Mustang quase funciona como uma versão turca de As Virgens Suicidas, tanto de uma perspetiva ideológica e emocional, como de um ponto de vista estético. Tal comparação não provém de qualquer tipo de antagonismo meu para com qualquer uma destas obras, mas sim de uma forte apreciação pela maneira como ambos os filmes conseguem capturar de modo sublime uma certa energia impetuosa mas frágil da juventude. É triste, mas é imensamente raro podermos observar qualquer tipo de retrato de psicologia adolescente feminina no atual panorama do cinema, apesar de retratos de adolescência de uma perspetiva masculina serem uma constante.
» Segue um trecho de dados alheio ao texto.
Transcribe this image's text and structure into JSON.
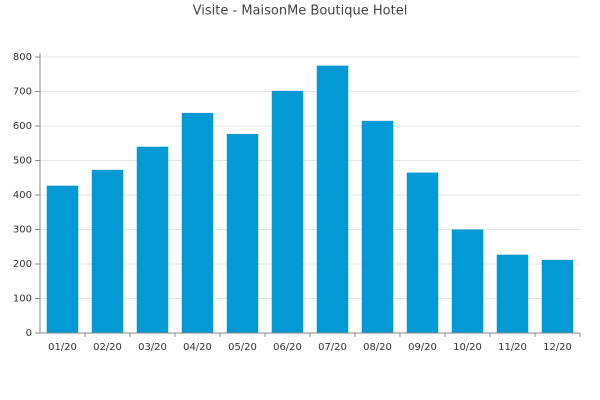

A isto acrescenta-se o foco do filme na sexualidade dessas mesmas personagens femininas e sua opressão devido ao sexismo enraizado na cultura turca, e teríamos, à partida, a receita para um incontornável sucesso. Infelizmente, esse não é bem o caso. Não se amedrontem, Mustang é um bom filme, disso não tenho dúvidas, mas também é uma obra com grandes fragilidades. Em termos textuais, por exemplo, o filme demonstra grandes problemas de estrutura e caracterização, reduzindo a maior parte das irmãs no centro do seu filme a arquétipos e vitimizações fáceis, apenas criando um complexo retrato humano na mais nova, a clara protagonista do filme. Também em termos formais, há que apontar como o filme é praticamente igual a uma infinidade de outros filmes que também devem o seu estilo ao atual convencionalismo do cinema realista europeu. Quando uma história se foca tão fortemente na quebra de convenções e procura de liberdade, é uma tragédia que a linguagem cinematográfica não reflita esses mesmos impulsos. Com tudo isto dito, tenho de admirar o trabalho de Deniz Gamze Ergüven que na cadeira de realizadora demonstra grandes promessas para um futuro luminoso, com a sua captura da intimidade das irmãs a ser de particular destaque, em cenas de lânguida vitalidade em que corpos femininos em vestes diminutas aparecem banhadas por luz em interiores limitados, numa magnífica expressão de pulsante humanidade reprimida.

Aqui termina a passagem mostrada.